I have a prescription for Detrol-- actually, the generic thereof-- which is very expensive. I’m doing a trial off it, and so far it’s going well. I decided to try going off of it, because it is so expensive. Even as a generic, it’s expensive, and that’s after my doctor wrote a letter so that my insurance would cover it at all.

I have another medication that my insurance does not cover, and some months it costs $5, other months, it costs $25. It’s been in generic for a long time, and there are tons of suppliers, and I take a low dose, fortunately, so I don’t need a lot, but the reason for the wildly differing prices is that it depends on who the pharmacy’s supplier was that month. I’ve actually considered asking my doctor to up the dose, so I can stock up when it’s cheap, but it’s a highly controlled drug, and it would look suspicious is some months I got 16 pills, some months, I got 8, and some months I got none. I do at least have the doctor writing for a 100mg tablet which I break into quarters, instead of writing for 25mg tablets. That saves me a lot of money. Actually, I don’t even know if it comes in 25mg tablets. When I first got it, it was written for 100mg that I was to start at 25mg, and titer up over two weeks, but the titering up never happened.

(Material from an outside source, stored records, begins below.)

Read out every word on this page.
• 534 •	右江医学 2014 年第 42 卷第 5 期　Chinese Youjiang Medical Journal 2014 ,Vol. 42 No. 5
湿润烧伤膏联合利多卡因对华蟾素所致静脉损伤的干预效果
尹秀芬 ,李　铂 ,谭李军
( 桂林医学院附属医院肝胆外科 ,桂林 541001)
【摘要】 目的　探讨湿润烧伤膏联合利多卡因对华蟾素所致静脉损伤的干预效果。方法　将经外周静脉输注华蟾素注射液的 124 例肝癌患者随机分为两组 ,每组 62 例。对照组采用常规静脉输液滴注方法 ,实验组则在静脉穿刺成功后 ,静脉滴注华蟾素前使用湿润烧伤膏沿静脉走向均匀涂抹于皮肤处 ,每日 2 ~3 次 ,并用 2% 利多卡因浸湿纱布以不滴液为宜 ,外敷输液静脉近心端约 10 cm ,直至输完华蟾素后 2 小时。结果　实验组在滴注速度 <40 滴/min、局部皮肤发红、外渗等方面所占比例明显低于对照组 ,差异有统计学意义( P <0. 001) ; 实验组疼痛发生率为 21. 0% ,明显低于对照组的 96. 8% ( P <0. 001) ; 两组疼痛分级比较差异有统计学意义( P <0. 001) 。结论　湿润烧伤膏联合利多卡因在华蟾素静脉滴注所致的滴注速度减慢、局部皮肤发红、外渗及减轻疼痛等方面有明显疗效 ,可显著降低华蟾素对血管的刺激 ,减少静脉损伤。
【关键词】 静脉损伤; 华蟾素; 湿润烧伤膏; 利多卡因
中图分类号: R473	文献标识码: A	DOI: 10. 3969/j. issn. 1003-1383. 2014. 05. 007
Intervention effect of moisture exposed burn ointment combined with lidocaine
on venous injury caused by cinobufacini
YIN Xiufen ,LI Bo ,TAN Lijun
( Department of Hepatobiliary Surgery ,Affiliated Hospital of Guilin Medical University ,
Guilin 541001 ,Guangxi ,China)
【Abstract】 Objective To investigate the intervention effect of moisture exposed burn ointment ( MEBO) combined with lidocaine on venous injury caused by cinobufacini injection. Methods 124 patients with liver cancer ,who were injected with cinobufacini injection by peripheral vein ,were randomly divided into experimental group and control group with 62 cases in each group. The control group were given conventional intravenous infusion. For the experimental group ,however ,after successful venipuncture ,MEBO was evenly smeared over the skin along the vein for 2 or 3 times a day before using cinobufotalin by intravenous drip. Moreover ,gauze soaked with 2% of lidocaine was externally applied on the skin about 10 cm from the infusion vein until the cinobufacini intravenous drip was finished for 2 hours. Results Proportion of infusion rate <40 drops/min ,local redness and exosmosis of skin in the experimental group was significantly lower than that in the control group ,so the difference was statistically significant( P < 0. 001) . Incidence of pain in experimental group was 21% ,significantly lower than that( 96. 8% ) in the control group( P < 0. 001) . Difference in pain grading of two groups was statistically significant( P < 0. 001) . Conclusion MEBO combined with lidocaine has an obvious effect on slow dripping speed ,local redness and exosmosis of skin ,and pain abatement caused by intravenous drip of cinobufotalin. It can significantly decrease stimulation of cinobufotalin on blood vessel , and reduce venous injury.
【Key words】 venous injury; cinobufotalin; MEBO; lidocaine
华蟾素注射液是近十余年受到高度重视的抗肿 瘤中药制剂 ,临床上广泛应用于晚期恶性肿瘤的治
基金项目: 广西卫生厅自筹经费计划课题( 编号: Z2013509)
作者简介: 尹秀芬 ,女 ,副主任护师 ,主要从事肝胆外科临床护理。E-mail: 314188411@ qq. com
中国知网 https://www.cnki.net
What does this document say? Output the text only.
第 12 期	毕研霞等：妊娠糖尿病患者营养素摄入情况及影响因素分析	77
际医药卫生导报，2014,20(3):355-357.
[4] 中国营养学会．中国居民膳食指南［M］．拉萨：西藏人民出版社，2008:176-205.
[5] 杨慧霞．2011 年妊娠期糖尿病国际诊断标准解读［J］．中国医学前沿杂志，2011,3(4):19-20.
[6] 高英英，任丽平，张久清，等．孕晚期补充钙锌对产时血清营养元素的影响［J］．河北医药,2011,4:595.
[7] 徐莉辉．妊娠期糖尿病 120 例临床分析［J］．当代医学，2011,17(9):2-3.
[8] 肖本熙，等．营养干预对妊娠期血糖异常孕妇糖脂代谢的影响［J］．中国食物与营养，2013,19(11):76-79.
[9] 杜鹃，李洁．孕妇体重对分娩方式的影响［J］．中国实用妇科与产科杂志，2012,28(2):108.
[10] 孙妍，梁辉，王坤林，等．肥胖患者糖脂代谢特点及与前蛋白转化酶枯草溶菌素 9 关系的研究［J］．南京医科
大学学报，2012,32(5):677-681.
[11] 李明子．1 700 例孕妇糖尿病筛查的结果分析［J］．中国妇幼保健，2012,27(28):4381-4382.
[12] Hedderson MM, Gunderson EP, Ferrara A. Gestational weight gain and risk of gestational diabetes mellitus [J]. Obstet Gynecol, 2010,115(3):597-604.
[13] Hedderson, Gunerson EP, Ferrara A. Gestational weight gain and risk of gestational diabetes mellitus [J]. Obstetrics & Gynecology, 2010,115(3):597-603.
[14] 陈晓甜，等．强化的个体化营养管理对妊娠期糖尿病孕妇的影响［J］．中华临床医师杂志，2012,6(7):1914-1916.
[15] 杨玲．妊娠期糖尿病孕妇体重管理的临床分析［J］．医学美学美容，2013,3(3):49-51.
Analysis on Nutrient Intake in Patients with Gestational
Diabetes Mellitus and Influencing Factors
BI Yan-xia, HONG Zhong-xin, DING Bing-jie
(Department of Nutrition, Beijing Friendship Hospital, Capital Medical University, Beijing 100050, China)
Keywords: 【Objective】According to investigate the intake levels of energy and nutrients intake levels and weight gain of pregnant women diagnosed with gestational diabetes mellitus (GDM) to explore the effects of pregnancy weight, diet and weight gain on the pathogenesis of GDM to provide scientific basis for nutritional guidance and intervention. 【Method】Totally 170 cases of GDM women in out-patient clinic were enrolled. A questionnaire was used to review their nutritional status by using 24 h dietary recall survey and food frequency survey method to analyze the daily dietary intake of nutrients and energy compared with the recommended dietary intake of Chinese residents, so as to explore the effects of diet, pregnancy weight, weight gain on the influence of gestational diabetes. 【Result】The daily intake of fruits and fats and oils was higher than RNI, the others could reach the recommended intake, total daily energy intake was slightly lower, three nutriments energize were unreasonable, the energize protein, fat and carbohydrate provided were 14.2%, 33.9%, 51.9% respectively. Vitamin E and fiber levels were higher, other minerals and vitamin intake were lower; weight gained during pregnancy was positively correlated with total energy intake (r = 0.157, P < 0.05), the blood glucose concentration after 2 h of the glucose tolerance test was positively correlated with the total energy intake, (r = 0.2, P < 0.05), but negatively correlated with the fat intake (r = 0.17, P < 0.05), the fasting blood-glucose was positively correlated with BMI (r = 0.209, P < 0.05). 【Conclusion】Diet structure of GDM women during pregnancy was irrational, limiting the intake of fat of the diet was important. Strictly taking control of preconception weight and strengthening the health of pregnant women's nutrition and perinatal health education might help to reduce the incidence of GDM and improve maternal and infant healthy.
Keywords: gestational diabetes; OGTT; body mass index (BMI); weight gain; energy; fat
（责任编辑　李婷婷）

Anyway, there are all kings of reasons for the expensive med. but I’m guessing right off that if it’s the same price every month, it’s a brand name.

Absolutely a line being fed. A deductible isn’t some amount you pay to the insurance company. It’s the amount you pay out of pocket toward expenses, before the insurance starts to pay their portion. At whatever point her $130/month adds up to the amount of the deductible, insurance will kick in and her costs will go down for the rest of the year. Rinse & repeat yearly.

I have had docs write letters to insurance company (Blue Shield of California, which has been very good to me - which makes this all the more puzzling) to explain that there is only one drug which will work in my (always special, sadly) case, and please cover it in this case, under these terms.
The very good insurance company declined.
(Lunesta 3mg, while under US patent - now that it is generic, the adverse reactions to it have make the generic more expensive than the original patented price)

Life is a cabaret, old chum…

GoodRx came through. Blue Shield, not so much.

Thanks for the responses everyone! I knew something was funny with it. I think I have discouraged her from doing that, it never makes sense in my opinion as well, to pay for things up front, outside a few exceptions.